Clinical trials are continuing to confirm that CBD is likely a far better treatment for epileptic seizures than any pharmaceutical product. This non-psychoactive ingredient of cannabis is proving to have many diverse medical benefits.
The evidence is so compelling that even Deep South states are beginning to acknowledge the facts. There are hints that Louisiana may become the first in the region to legalize cannabis.
Lo and behold, the first clinical trial in the state, conducted by the University of Alabama at Birmingham (UAB), has brought incredible benefits for patients. 90 percent of patients have experienced “some improvement.”
Dr. Jerzy Szaflarski, head of the Division of Epilepsy at UAB and a principal investigator in the study, told AL.com:
“We have noticed that at least 50 percent of the patients have more than 50 percent reduction in seizures, which is very nice. Some of these patients have multiple seizures per day. They report on CBD that they have days without seizures, which is great.”
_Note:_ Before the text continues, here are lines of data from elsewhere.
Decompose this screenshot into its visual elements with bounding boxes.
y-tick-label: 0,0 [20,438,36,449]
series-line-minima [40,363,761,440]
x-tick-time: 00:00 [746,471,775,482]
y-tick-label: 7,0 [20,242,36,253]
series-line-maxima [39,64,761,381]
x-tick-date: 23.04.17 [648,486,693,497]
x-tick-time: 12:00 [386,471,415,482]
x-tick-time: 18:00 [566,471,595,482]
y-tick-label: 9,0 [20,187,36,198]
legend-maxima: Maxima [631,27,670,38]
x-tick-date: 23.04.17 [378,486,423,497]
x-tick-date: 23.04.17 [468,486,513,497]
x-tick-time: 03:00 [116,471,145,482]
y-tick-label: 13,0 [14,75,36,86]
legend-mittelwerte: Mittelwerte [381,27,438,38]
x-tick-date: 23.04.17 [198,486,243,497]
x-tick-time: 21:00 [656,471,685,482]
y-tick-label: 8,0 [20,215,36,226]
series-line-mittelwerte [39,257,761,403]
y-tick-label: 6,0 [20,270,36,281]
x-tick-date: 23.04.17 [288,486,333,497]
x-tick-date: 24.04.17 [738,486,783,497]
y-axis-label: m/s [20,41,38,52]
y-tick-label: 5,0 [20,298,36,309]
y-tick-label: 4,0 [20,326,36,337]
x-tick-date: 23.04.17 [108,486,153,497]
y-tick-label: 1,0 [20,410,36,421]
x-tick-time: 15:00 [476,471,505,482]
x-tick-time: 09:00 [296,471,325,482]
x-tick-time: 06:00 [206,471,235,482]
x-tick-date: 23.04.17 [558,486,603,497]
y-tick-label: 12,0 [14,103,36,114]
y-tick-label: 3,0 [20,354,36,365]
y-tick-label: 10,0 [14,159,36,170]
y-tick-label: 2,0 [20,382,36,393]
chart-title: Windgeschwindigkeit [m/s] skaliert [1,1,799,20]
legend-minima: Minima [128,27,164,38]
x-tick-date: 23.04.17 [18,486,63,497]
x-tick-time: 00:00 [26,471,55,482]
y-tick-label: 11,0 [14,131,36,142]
The UAB study – the largest of its kind to date – could have a profound influence on the medical research into epilepsy treatments. It will be presented to the American Academy of Neurology in April, where more than 10,000 neurologists from around the world will be present.
“It will be presented to a large number of physicians, who will then go to their communities and have additional knowledge about CBD. There is a lot of interest in CBD for treatment for various types of epilepsy and we are collecting a lot of data that will allow us to decide if some patients will respond to this type of treatment or not,” said Dr. Szaflarski.
Funding for the research has been extended for a year, with the ultimate goal of producing an ideal form of CBD oil in prescription form to patients with severe seizures.
The improvement in quality of life for some patients is nothing short of astounding, and the negative cognitive effects of pharmaceutical treatments are avoided.
“Many patients or families report to us that the patient or their child is more attentive and more interested in their environment, which is something that is very important in addition to seizure control or improved seizure control that these patients have positive, rather than negative, cognitive effects of the treatment,” said Dr. Szaflarski.
“The majority of the seizure medications that are on the market have some negative effects of cognition. Here, we observe something to be different.”
One Alabama lawmaker is already attempting to bring Alabama into a more enlightened state. When Rep.
Mike Ball saw that a 4-year-old girl who suffered from seizures had to move to Oregon to gain access to the CBD treatment that worked so well, he was prompted to introduce a bill decriminalizing medical cannabis oil.
With results such as the UAB study and others taking place around the country, it is downright criminal for government to prevent struggling patients from accessing the healing powers of cannabis.